Eco no deja de recordar que se trata de una concepción que se remonta a Heráclito y los estoicos. Para Heráclito, todo nace del fuego y en el fuego ha de morir. Se trata de la teoría de la palingénesis, que después defenderán los estoicos. “Gracias al incendio universal, los mismos hombres volverán a encontrarse en las mismas circunstancias, es decir, Ánito y Meleto acusando, y Heracles combatiendo”, decía Zenón. Y en otro lugar: “Existirán nuevamente Sócrates, Platón y cada uno de los hombres, con sus mismos amigos, y volverán a tener las mismas sensaciones”. Para los del Pórtico, el mundo surge a partir del fuego que le insufla el lógos, la razón universal. Al final de su ciclo se consumirá en una gran conflagración (ekpyrosis), para volver a formarse de nuevo (apokatástasis), y así por siempre. También la ciudad distópica de Guy Montag, el héroe de Fahrenheit 451, la novela de Ray Bradbury (1953), es bombardeada y destruida, y debe reconstruirse desde sus cimientos. Montag es un bombero encargado de quemar libros por orden del gobierno en los Estados Unidos del futuro, donde los libros están prohibidos. A los 451º Fahrenheit (232,8º centígrados) el papel arde.

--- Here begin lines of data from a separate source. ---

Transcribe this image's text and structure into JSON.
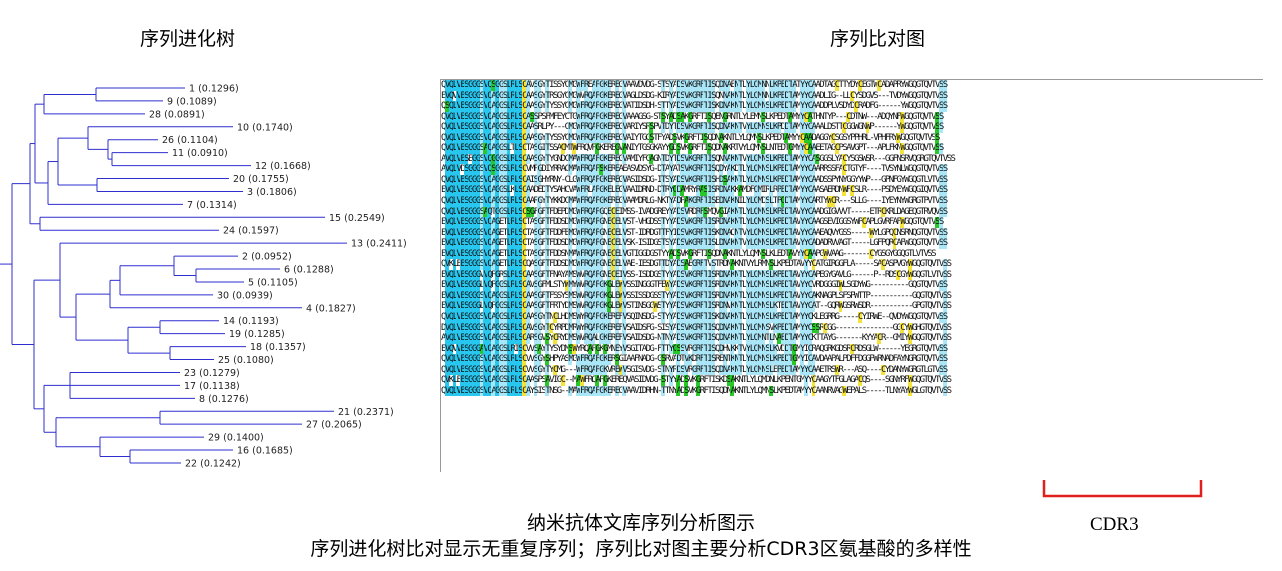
{
  "titles": {
    "tree": "序列进化树",
    "alignment": "序列比对图"
  },
  "tree": {
    "leaves": [
      {
        "label": "1 (0.1296)"
      },
      {
        "label": "9 (0.1089)"
      },
      {
        "label": "28 (0.0891)"
      },
      {
        "label": "10 (0.1740)"
      },
      {
        "label": "26 (0.1104)"
      },
      {
        "label": "11 (0.0910)"
      },
      {
        "label": "12 (0.1668)"
      },
      {
        "label": "20 (0.1755)"
      },
      {
        "label": "3 (0.1806)"
      },
      {
        "label": "7 (0.1314)"
      },
      {
        "label": "15 (0.2549)"
      },
      {
        "label": "24 (0.1597)"
      },
      {
        "label": "13 (0.2411)"
      },
      {
        "label": "2 (0.0952)"
      },
      {
        "label": "6 (0.1288)"
      },
      {
        "label": "5 (0.1105)"
      },
      {
        "label": "30 (0.0939)"
      },
      {
        "label": "4 (0.1827)"
      },
      {
        "label": "14 (0.1193)"
      },
      {
        "label": "19 (0.1285)"
      },
      {
        "label": "18 (0.1357)"
      },
      {
        "label": "25 (0.1080)"
      },
      {
        "label": "23 (0.1279)"
      },
      {
        "label": "17 (0.1138)"
      },
      {
        "label": "8 (0.1276)"
      },
      {
        "label": "21 (0.2371)"
      },
      {
        "label": "27 (0.2065)"
      },
      {
        "label": "29 (0.1400)"
      },
      {
        "label": "16 (0.1685)"
      },
      {
        "label": "22 (0.1242)"
      }
    ]
  },
  "alignment": {
    "rows": [
      "QVQLVESGGGSVQSGGSLRLSCAVSGYTISSYCMGWFREAPGKEREGVAAVDVDG-STSYADSVKGRFTISQDNAENTLYLQMNNLKPEDTATYYCAADTAGCTTYDYCEGTWCADAPRYWGQGTQVTVSS",
      "EVQVVESGGGSVQAGGSLRLSCAASGYTRSGYCMGWVRQAPGKEREGVAGLDSDG-KIRYADSVKGRFTISQNNAKNTLYLQMNNLKPEDTAMYYCAADLIG--LLCYSDGVS---TVDYWGQGTQVTVSS",
      "QSQLVESGGGSVQAGGSLRLSCAASGYTYSSYCMGWFRQAPGKEREGVATIDSDH-STTYADSVKGRFTISKDNAKNTLYLQMNSLKPEDTAMYYCAADDPLVSDYDCRADFG------YWGQGTQVTVSS",
      "QVQLVESGGGSVQAGGSLRLSCASSPSFMFEYCTGWFRQAPGKEREGVAAAGSG-STSYADSAKGRFTISQENGRNTLYLEMNSLKPEDTAMYYCATHNTYP---CDTNW---ADQYNFWGQGTQVTVSS",
      "QVQLVESGGGSVQAGGSLRLSCAASRLPY---CMGWFRQAPGKEREGVARIYSRSPVTDYTDSVKGRFTISQDNAKNTVYLQMNSLKPDDTAMYYCAAALDSTTCGGWGNWP------YWGQGTQVTVSS",
      "QVQLVESGGGSVQAGGSLRLSCAASGYTYSSYCMGWFRQAPGKEREGVAIYTGGSTFYADSVKGRFTISQDNAKNTLYLQMNSLKPEDTAMYYCAADAGGYCSGSYPPHRL-VPHFRYWGQGTQVTVSS",
      "QVQLVESGGGSAQAGGSLTLSCTASGITSSACMTWFRQVPGKEREGVANIYTGSGKAYYGDSVKGRFTISQDNAKRTVYLQMNSLNTEDTGMYYCAAEETAGCPSAVGPT---APLFKNWGQGTQVTVSS",
      "AVQLVESEGGSVQGGGSLRLSCAASGYTYGNDCMAWFRQAPGKEREGVAMIYFGAGNTDYTDSVKGRFTISQNNAKNTVYLQMNSLKPEDTAMYYCASGGSLYACYSGSWSR---GGFNSRVQGRGTQVTVSS",
      "AVQLVDSGGGSVQSGGSLRLSCVMPGDIYRRACMAWFRQAPSKEREAEASVDSYG-DTAYATSVKGRFTISQDYAKDTLYLQMNSLKPEDTAMYYCAARRSSFACTGTYF----TVSYNLWGQGTQVTVSS",
      "QVQLVESGGGSVQAGGSLRLSCAISGHYRNY-CLGWFRQAPGKEREGVASIDSDG-ITSYADSVKGRFTISHDSAKNTLYLQMNSLKPEDTAMYYCAADSSPYNYGGYYWP---GPNFGYWGQGTLVTVSS",
      "EVQLVESGGGSVQAGGSLKLSCAADEDTYSAHCVAWFRLAPGKELEGVAAIDRND-DTRYGDAMRYRASISRDNAKKAMDFQMIRLRPEDTAMYYCAASAERDNWFCSLR----PSDYEYWGQGIQVTVSS",
      "QVQLVESGGGSVQAGGSLRLSCAARGYTYKKDCMAWFRQAPGKEREGVAAMDRLG-NKTYADPAKGRFTISEDNAKNILYLQMDSLTPGDTAMYYCARTYWCR---SLLG----IYEYNYWGRGTPVTVSS",
      "QVQLVESGGGSAQTGGSLRLSCSGFGFTFDEPDMGWFRQAPGQECEIMSS-IVADGREYYADSVRDRFSMQVGIAKNTLYLQMNSLKPEDTAVYYCAADGIGVVVT-----ETRCKRLDAGEQGTRVQVSS",
      "EVQLVESGGGSVQAGETLRLSCTASGFTFDDSDMGWFRQAPGNECELVST-VHGDSSTYYADSVKGRFTISRDNAKNTLYLQMNSLKPEDTAVYYCAAGSEVIGGSYWPCAPLGVRFAFWGQGTQVTVSS",
      "EVQLVESGGGSVQAGETLRLSCTASGFTFDDFEMGWFRQAPGNECELVST-IDRDGTTFYIDSVKGRFTISKDNAQNTVYLQMNSLKPEDTAVYYCAAEAQVYGSS-----WYLGPQCNSRNQGTQVTVSS",
      "EVQLVESGGGSVQAGETLRLSCTASGFTFDDSDMGWFRQAPGNECELVSK-ISIDGSTSYADSVKGRFTISLDNAKNTVYLQMNSLKPEDTAVYYCADADRVVAGT-----LGFPQRCAFWGQGTQVTVSS",
      "EVQLVESGGGSVQAGETLRLSCTASGFTFDDSNMAWFRQAPGNECELVGTIGGDGSTYYADSVKGRFTISQDNAKNTLYLQMNSLKLEDTAVYYCAAPGWVAAG-------CYGSGYGGQGTLVTVSS",
      "QVKLEESGGGSVQAGETLRLSCQASGFTFDDSDMGWFRQAPGNECELVAE-IESDGTTDYADSAEGRFTVSTRDNAKNTVYLRMNSLKPEDTAVYYCATGIRGGFLA-----SACASPVGYWGQGTQVTVSS",
      "EVQLVESGGGVVQPGRSLRLSCAASGFTFNAYAMSWVRQAPGNECEIVSS-ISDDGSTYYADSVKGRFTISRDNAKNTLYLQMNSLKPEDTAVYYCAPEGYGAVLG------P--RDSCGYWGQGTLVTVSS",
      "EVQLVESGGGLVQPGGSLRLSCAVSGFMLSTYWMYWVRQAPGKGLEWVSSINGGGTFEWYADSVKGRFTISRDNAKNTLYLQMNSLKPEDTAVYYCVRDGGGIWLSGDYWG----------GQGTQVTVSS",
      "EVQLVESGGGSVQAGGSLRLSCAASGFTFSSYSMSWVRQAPGKGLEWVSSISSDGSSTYYADSVKGRFTISRDNAKNTLYLQMNSLKPEDTAVYYCAKNAGPLSFSPWTTP-----------GQGTQVTVSS",
      "EVQLVESGGGLVQPGGSLRLSCAASGFTFRTYDMSWVRQAPGKGLEWVSTINSGGWSTYYADSVKGRFTISRDNVKNTLYLQMNSLKTEDTAVYYCAT--GQRWGSRWSDR-----------GPGTQVTVSS",
      "QVQLVESGGGSVQAGGSLRLSCAASGYTNCLHDMSWYRQAPGKEREFVSQINSDG-STYYADSVKGRFTISKDNAKNTLYLQMNSLKPEDTAMYYCKLEGRRG-----CYIRWE--QVDYWGQGTQVTVSS",
      "DVQLVESGGGSVQAGGSLRLSCAVSGYTCYRPDMRWYRQAPGKEREFVSAIDSFG-SISYADSVKGRFTISQDNAKNTLYLQMNSVKPEDTAMYYCSSRCGG---------------GGCYWGHGTQVIVSS",
      "AVQLVESGGGSVQAGGSLRLSCARSGVSYCRYDMSWVRQALGKEREFVSAIDSDG-NTNYADSVKGRFTISQDNAKNTLYLQMNTLNAEDTAMYYCKTTAYG-------KYYACR--GMIYWGQGTQVTVSS",
      "EVQVVESGGGAVQAGGSLRISCVVSAYTYSYDMSWYRQAPGKGMNEYVSGITADG-FTTYGSSVRGRFTISQDHVKKTVYLQMNSLKVDDTGMYICRAQGRKGDSRCRDSGLW------YEGRGTQVTVSS",
      "QVQLVESGGGSVQAGGSLRLSCVVSGYSHPYASMGWFRQAPGKERSGIAAFNADG-GSRVADTVKDRFTISRENTKNTLYLQMNSLKPEDTGMYICAVDAAPALPDFFDGGPWRNADFAYNGRGTQVTVSS",
      "QVQLVESGGGSVQAGGSLRLSCVVSGYTYCMG---WFRQAPGKVREWVSGISVDG-STNYRDSVRGRFTISQDNAKNTLYLQMNSLEPEDTAMYYCAAETRSWR---ASQ----CYDANYWGRGTLGTVSS",
      "QVKLEESGGGSVQAGGSLRLSCAASPSAVIGC--MAWFRQAPGKEREQVASIDVDG-STYYADSVKGRFTISKDSAKNTLYLQMDNLKPENTGMYYCAAGYTFGLAGACQS----SGNYRFWGQGTQVTVSS",
      "QVQLVESGGGSVQAGGSLRLSCAYSISTNSG--MAWFRQAPGKEREGVAAVIDRHN-TTNYADSVKGRFTISQDNAKNTLYLQMNSLKPEDTAMYYCAANRVAGWEPALS-----TLNYAYWGLGTQVTVSS"
    ]
  },
  "cdr3_label": "CDR3",
  "caption": {
    "line1": "纳米抗体文库序列分析图示",
    "line2": "序列进化树比对显示无重复序列；序列比对图主要分析CDR3区氨基酸的多样性"
  },
  "colors": {
    "tree_line": "#2f2fd0",
    "bracket": "#e0201e",
    "conserved_cyan": "#27c7f0",
    "highlight_yellow": "#f3e33a",
    "highlight_green": "#29c829"
  }
}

Es imposible quemar todos los libros. De ahí también el simbolismo de la hoguera. El censor lo sabe: de Gutenberg para acá, es imposible hallar todos y cada uno de los ejemplares de un libro y destruirlos. Solo se puede quemar uno o, con suerte, algunos. Por eso la empresa, “tan criminal como utópica”, se convierte en símbolo, apunta Carrière. El libro quemado es un libro condenado, marcado, como en una especie de auto de fe. Una fe que puede ser en Dios, pero también en cualquier ideología. No es un problema teológico, es un problema epistemológico: la fe que triunfa sobre la razón. Es lo que se lee claramente bajo las formas coloridas del cuadro de Le Sueur. Bajo el rostro alucinado y gesticulante de un san Pablo poseído por su fe, instrumento de su fe, ante sus pies descalzos arden los libros y los objetos de ciencia, símbolo de una razón cuestionadora y por tanto subversiva y peligrosa. Todo se reduce a un problema de poder. Todo se resume en una frase de este libro, que no he dejado de subrayar: “Es el principio mismo de la Revolución: todo saber oculta un poder, por lo tanto, hay que desembarazarse del saber”.